# how much car tax will I now pay?



## landlord (6 Dec 2007)

I have a Toyota Corolla 1.3 L 1998.  I know the car tax has been reformed where by I will pay according to Carbon emmissions, but where can I find out how much CO2 my car emitts per km? and what rate of tax I pay on that?  Also the other car in the family is a VW Polo? 1 Litre???
thanks....


----------



## RonanC (6 Dec 2007)

Car tax has not been reformed... The new car tax rates have nothing to do with emissions, but only engine size. 

It has been increased by 9% on your car and by up to 11% on larger cars... 

Only VRT is connected with carbon emissions....


----------



## gipimann (6 Dec 2007)

Car tax has been reformed as well as VRT.  Have a look at the thread in Budget 2008 for more info.


----------



## RonanC (6 Dec 2007)

gipimann said:


> Car tax has been reformed as well as VRT. Have a look at the thread in Budget 2008 for more info.


 
I've just seen this now, this doesnt compare to what Mr. Cowen said yesterday in relation to road tax... 

strange


----------



## muffinsda (6 Dec 2007)

Road tax for existing cars would be reformed according to Cowen's annoucement yesterday (+9%/+11%)
Road tax for new cars or cars newly registering in the state will be based on the new CO2 based system announced by Gormley today. In other words CO2-based system will not apply retrospectively.

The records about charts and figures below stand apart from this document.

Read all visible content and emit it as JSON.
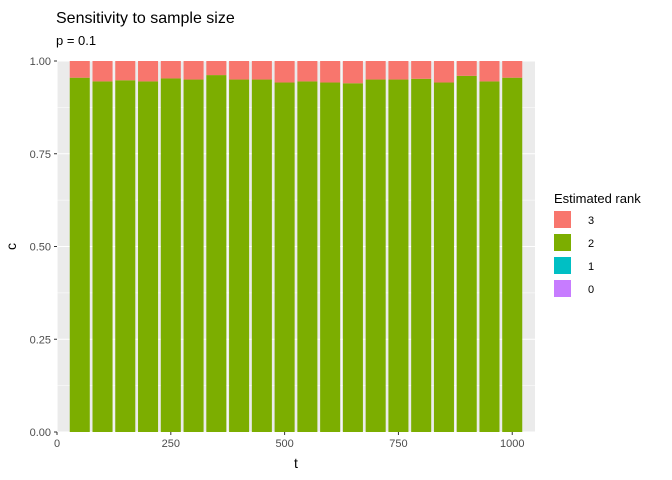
{
  "chart_data": {
    "type": "bar",
    "stacked": true,
    "title": "Sensitivity to sample size",
    "subtitle": "p = 0.1",
    "xlabel": "t",
    "ylabel": "c",
    "xlim": [
      0,
      1050
    ],
    "ylim": [
      0,
      1.0
    ],
    "x_ticks": [
      0,
      250,
      500,
      750,
      1000
    ],
    "y_ticks": [
      0.0,
      0.25,
      0.5,
      0.75,
      1.0
    ],
    "x_tick_labels": [
      "0",
      "250",
      "500",
      "750",
      "1000"
    ],
    "y_tick_labels": [
      "0.00",
      "0.25",
      "0.50",
      "0.75",
      "1.00"
    ],
    "x": [
      50,
      100,
      150,
      200,
      250,
      300,
      350,
      400,
      450,
      500,
      550,
      600,
      650,
      700,
      750,
      800,
      850,
      900,
      950,
      1000
    ],
    "bar_width": 44,
    "series": [
      {
        "name": "2",
        "color": "#7CAE00",
        "values": [
          0.955,
          0.945,
          0.948,
          0.945,
          0.953,
          0.95,
          0.962,
          0.95,
          0.95,
          0.942,
          0.945,
          0.942,
          0.94,
          0.95,
          0.95,
          0.952,
          0.942,
          0.96,
          0.945,
          0.955
        ]
      },
      {
        "name": "3",
        "color": "#F8766D",
        "values": [
          0.045,
          0.055,
          0.052,
          0.055,
          0.047,
          0.05,
          0.038,
          0.05,
          0.05,
          0.058,
          0.055,
          0.058,
          0.06,
          0.05,
          0.05,
          0.048,
          0.058,
          0.04,
          0.055,
          0.045
        ]
      }
    ],
    "legend": {
      "title": "Estimated rank",
      "position": "right",
      "entries": [
        {
          "label": "3",
          "color": "#F8766D"
        },
        {
          "label": "2",
          "color": "#7CAE00"
        },
        {
          "label": "1",
          "color": "#00BFC4"
        },
        {
          "label": "0",
          "color": "#C77CFF"
        }
      ]
    },
    "grid": true,
    "panel_background": "#EBEBEB",
    "grid_color": "#FFFFFF"
  }
}
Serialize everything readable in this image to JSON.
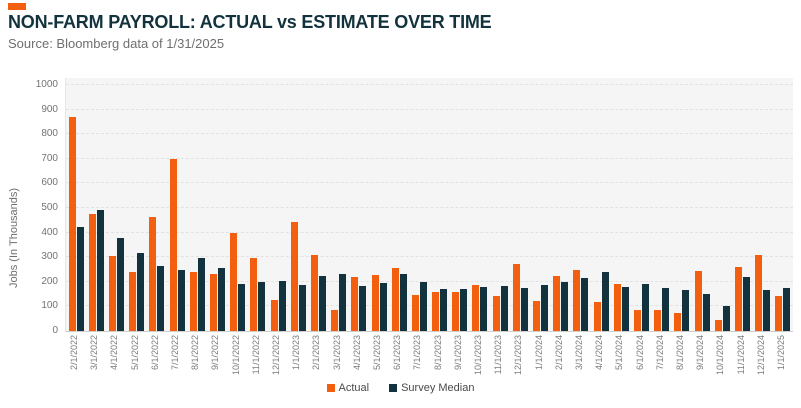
{
  "header": {
    "title": "NON-FARM PAYROLL: ACTUAL vs ESTIMATE OVER TIME",
    "subtitle": "Source: Bloomberg data of 1/31/2025",
    "brand_color": "#f2600f"
  },
  "chart_data": {
    "type": "bar",
    "title": "NON-FARM PAYROLL: ACTUAL vs ESTIMATE OVER TIME",
    "subtitle": "Source: Bloomberg data of 1/31/2025",
    "xlabel": "",
    "ylabel": "Jobs (In Thousands)",
    "ylim": [
      0,
      1000
    ],
    "yticks": [
      0,
      100,
      200,
      300,
      400,
      500,
      600,
      700,
      800,
      900,
      1000
    ],
    "grid": "horizontal-dashed",
    "legend_position": "bottom-center",
    "panel_background": "#f5f5f6",
    "categories": [
      "2/1/2022",
      "3/1/2022",
      "4/1/2022",
      "5/1/2022",
      "6/1/2022",
      "7/1/2022",
      "8/1/2022",
      "9/1/2022",
      "10/1/2022",
      "11/1/2022",
      "12/1/2022",
      "1/1/2023",
      "2/1/2023",
      "3/1/2023",
      "4/1/2023",
      "5/1/2023",
      "6/1/2023",
      "7/1/2023",
      "8/1/2023",
      "9/1/2023",
      "10/1/2023",
      "11/1/2023",
      "12/1/2023",
      "1/1/2024",
      "2/1/2024",
      "3/1/2024",
      "4/1/2024",
      "5/1/2024",
      "6/1/2024",
      "7/1/2024",
      "8/1/2024",
      "9/1/2024",
      "10/1/2024",
      "11/1/2024",
      "12/1/2024",
      "1/1/2025"
    ],
    "series": [
      {
        "name": "Actual",
        "color": "#f2600f",
        "values": [
          870,
          475,
          305,
          240,
          462,
          700,
          238,
          230,
          400,
          297,
          127,
          445,
          308,
          85,
          218,
          228,
          257,
          148,
          158,
          160,
          188,
          143,
          272,
          120,
          222,
          246,
          118,
          192,
          87,
          85,
          72,
          242,
          44,
          261,
          307,
          143
        ]
      },
      {
        "name": "Survey Median",
        "color": "#12333d",
        "values": [
          423,
          490,
          380,
          318,
          265,
          250,
          298,
          255,
          193,
          200,
          205,
          189,
          225,
          230,
          185,
          195,
          230,
          200,
          170,
          170,
          180,
          185,
          175,
          187,
          200,
          214,
          240,
          180,
          190,
          175,
          165,
          150,
          100,
          220,
          165,
          175
        ]
      }
    ]
  }
}
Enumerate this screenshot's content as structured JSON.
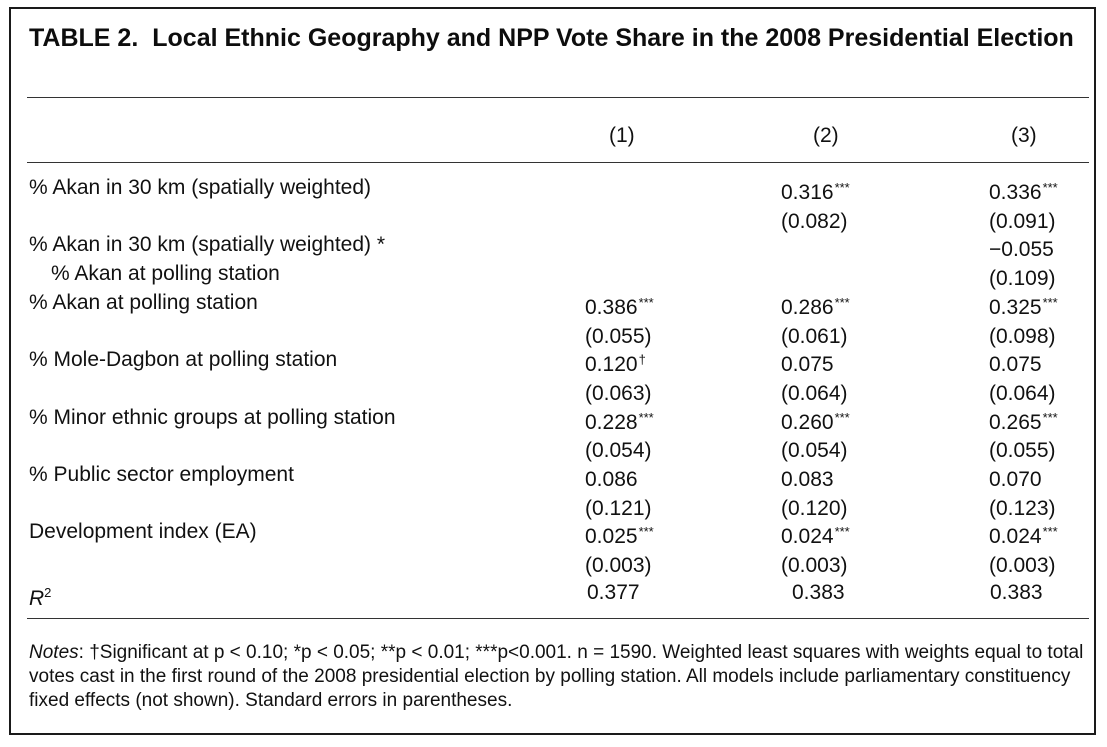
{
  "table": {
    "label": "TABLE 2.",
    "title": "Local Ethnic Geography and NPP Vote Share in the 2008 Presidential Election",
    "columns": [
      "(1)",
      "(2)",
      "(3)"
    ],
    "rows": [
      {
        "label": "% Akan in 30 km (spatially weighted)",
        "cells": [
          {
            "v": "",
            "s": ""
          },
          {
            "v": "0.316",
            "s": "***"
          },
          {
            "v": "0.336",
            "s": "***"
          }
        ]
      },
      {
        "label": "",
        "cells": [
          {
            "v": "",
            "s": ""
          },
          {
            "v": "(0.082)",
            "s": ""
          },
          {
            "v": "(0.091)",
            "s": ""
          }
        ]
      },
      {
        "label": "% Akan in 30 km (spatially weighted) *",
        "cells": [
          {
            "v": "",
            "s": ""
          },
          {
            "v": "",
            "s": ""
          },
          {
            "v": "−0.055",
            "s": ""
          }
        ]
      },
      {
        "label": "% Akan at polling station",
        "cells": [
          {
            "v": "",
            "s": ""
          },
          {
            "v": "",
            "s": ""
          },
          {
            "v": "(0.109)",
            "s": ""
          }
        ]
      },
      {
        "label": "% Akan at polling station",
        "cells": [
          {
            "v": "0.386",
            "s": "***"
          },
          {
            "v": "0.286",
            "s": "***"
          },
          {
            "v": "0.325",
            "s": "***"
          }
        ]
      },
      {
        "label": "",
        "cells": [
          {
            "v": "(0.055)",
            "s": ""
          },
          {
            "v": "(0.061)",
            "s": ""
          },
          {
            "v": "(0.098)",
            "s": ""
          }
        ]
      },
      {
        "label": "% Mole-Dagbon at polling station",
        "cells": [
          {
            "v": "0.120",
            "s": "†"
          },
          {
            "v": "0.075",
            "s": ""
          },
          {
            "v": "0.075",
            "s": ""
          }
        ]
      },
      {
        "label": "",
        "cells": [
          {
            "v": "(0.063)",
            "s": ""
          },
          {
            "v": "(0.064)",
            "s": ""
          },
          {
            "v": "(0.064)",
            "s": ""
          }
        ]
      },
      {
        "label": "% Minor ethnic groups at polling station",
        "cells": [
          {
            "v": "0.228",
            "s": "***"
          },
          {
            "v": "0.260",
            "s": "***"
          },
          {
            "v": "0.265",
            "s": "***"
          }
        ]
      },
      {
        "label": "",
        "cells": [
          {
            "v": "(0.054)",
            "s": ""
          },
          {
            "v": "(0.054)",
            "s": ""
          },
          {
            "v": "(0.055)",
            "s": ""
          }
        ]
      },
      {
        "label": "% Public sector employment",
        "cells": [
          {
            "v": "0.086",
            "s": ""
          },
          {
            "v": "0.083",
            "s": ""
          },
          {
            "v": "0.070",
            "s": ""
          }
        ]
      },
      {
        "label": "",
        "cells": [
          {
            "v": "(0.121)",
            "s": ""
          },
          {
            "v": "(0.120)",
            "s": ""
          },
          {
            "v": "(0.123)",
            "s": ""
          }
        ]
      },
      {
        "label": "Development index (EA)",
        "cells": [
          {
            "v": "0.025",
            "s": "***"
          },
          {
            "v": "0.024",
            "s": "***"
          },
          {
            "v": "0.024",
            "s": "***"
          }
        ]
      },
      {
        "label": "",
        "cells": [
          {
            "v": "(0.003)",
            "s": ""
          },
          {
            "v": "(0.003)",
            "s": ""
          },
          {
            "v": "(0.003)",
            "s": ""
          }
        ]
      }
    ],
    "r2": {
      "label_base": "R",
      "label_sup": "2",
      "values": [
        "0.377",
        "0.383",
        "0.383"
      ]
    },
    "notes": {
      "lead": "Notes",
      "text": ": †Significant at p < 0.10; *p < 0.05; **p < 0.01; ***p<0.001. n = 1590. Weighted least squares with weights equal to total votes cast in the first round of the 2008 presidential election by polling station. All models include parliamentary constituency fixed effects (not shown). Standard errors in parentheses."
    }
  }
}
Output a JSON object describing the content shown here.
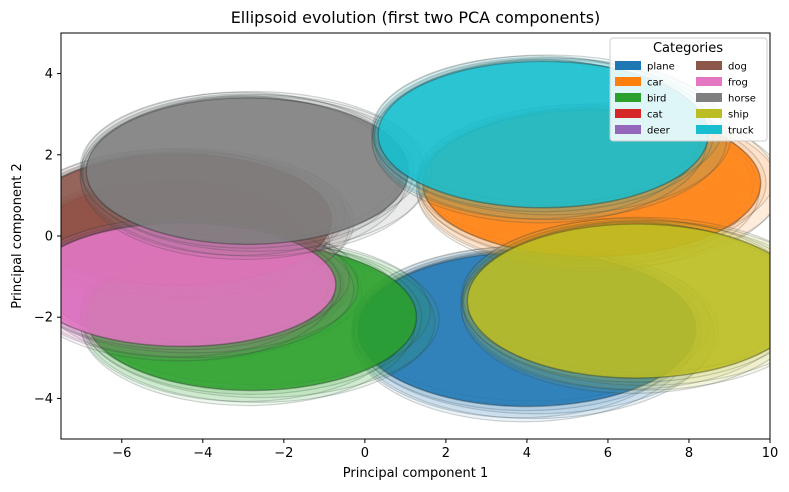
{
  "chart_data": {
    "type": "scatter",
    "title": "Ellipsoid evolution (first two PCA components)",
    "xlabel": "Principal component 1",
    "ylabel": "Principal component 2",
    "xlim": [
      -7.5,
      10
    ],
    "ylim": [
      -5,
      5
    ],
    "xticks": [
      -6,
      -4,
      -2,
      0,
      2,
      4,
      6,
      8,
      10
    ],
    "yticks": [
      -4,
      -2,
      0,
      2,
      4
    ],
    "grid": false,
    "legend": {
      "title": "Categories",
      "placement": "top-right",
      "columns": 2
    },
    "series": [
      {
        "name": "plane",
        "color": "#1f77b4",
        "center": [
          4.0,
          -2.3
        ],
        "semi_axes": [
          4.3,
          2.0
        ]
      },
      {
        "name": "car",
        "color": "#ff7f0e",
        "center": [
          5.6,
          1.3
        ],
        "semi_axes": [
          4.3,
          1.9
        ]
      },
      {
        "name": "bird",
        "color": "#2ca02c",
        "center": [
          -2.8,
          -2.0
        ],
        "semi_axes": [
          4.2,
          1.9
        ]
      },
      {
        "name": "cat",
        "color": "#d62728",
        "center": [
          -4.8,
          -0.2
        ],
        "semi_axes": [
          3.5,
          1.6
        ]
      },
      {
        "name": "deer",
        "color": "#9467bd",
        "center": [
          -4.2,
          -1.2
        ],
        "semi_axes": [
          3.8,
          1.6
        ]
      },
      {
        "name": "dog",
        "color": "#8c564b",
        "center": [
          -4.6,
          0.4
        ],
        "semi_axes": [
          3.9,
          1.7
        ]
      },
      {
        "name": "frog",
        "color": "#e377c2",
        "center": [
          -4.5,
          -1.2
        ],
        "semi_axes": [
          3.9,
          1.6
        ]
      },
      {
        "name": "horse",
        "color": "#7f7f7f",
        "center": [
          -2.9,
          1.6
        ],
        "semi_axes": [
          4.1,
          1.9
        ]
      },
      {
        "name": "ship",
        "color": "#bcbd22",
        "center": [
          6.7,
          -1.6
        ],
        "semi_axes": [
          4.3,
          2.0
        ]
      },
      {
        "name": "truck",
        "color": "#17becf",
        "center": [
          4.4,
          2.5
        ],
        "semi_axes": [
          4.2,
          1.9
        ]
      }
    ],
    "draw_order": [
      "plane",
      "car",
      "cat",
      "deer",
      "bird",
      "dog",
      "frog",
      "horse",
      "ship",
      "truck"
    ]
  }
}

See http://www.askaboutmoney.com/showthread.php?t=69742


----------



## RonanC (6 Dec 2007)

so therefore a 1.0L car already registered will pay €165 with the new road taxes... And a car registered next July might only pay €100 ??? Even though they will produce the same amount of CO2 emissions ??


----------



## muffinsda (6 Dec 2007)

Yes.
Crazy isn't it?
The difference could be more dramatic actually, apparently some new diesels could end up paying €150 as opposed to €600 for the ones already registered (of the exact same model)...


----------



## landlord (6 Dec 2007)

so going back to my original post, does anyone know where you can find details of specific cars and their emissions and once you have that info where are the thresholds and prices for emissions listed?


----------



## Satanta (6 Dec 2007)

The link above...


muffinsda said:


> See http://www.askaboutmoney.com/showthread.php?t=69742


has the relevant thresholds and a link within that thread....


Marble said:


> Try here, its a UK site but has pretty much all cars old and new.
> 
> [broken link removed]


.. might be able to give you the CO2 level of your car.

[Do read the above thread. The changes (for now at least) only relate to new cars or cars newly registered in Ireland, your car will continue (for the time being at least) to be taxed based on the engine size.]


----------



## scan (6 Dec 2007)

how come famers can drive all over the ****ry side with big 4x4 pulling tralers as bigs as trucks for €253.00 road tax.


----------



## johndoe64 (6 Dec 2007)

scan said:


> how come famers can drive all over the ****ry side with big 4x4 pulling tralers as bigs as trucks for €253.00 road tax.


 
Because they are commercial vehicles.


----------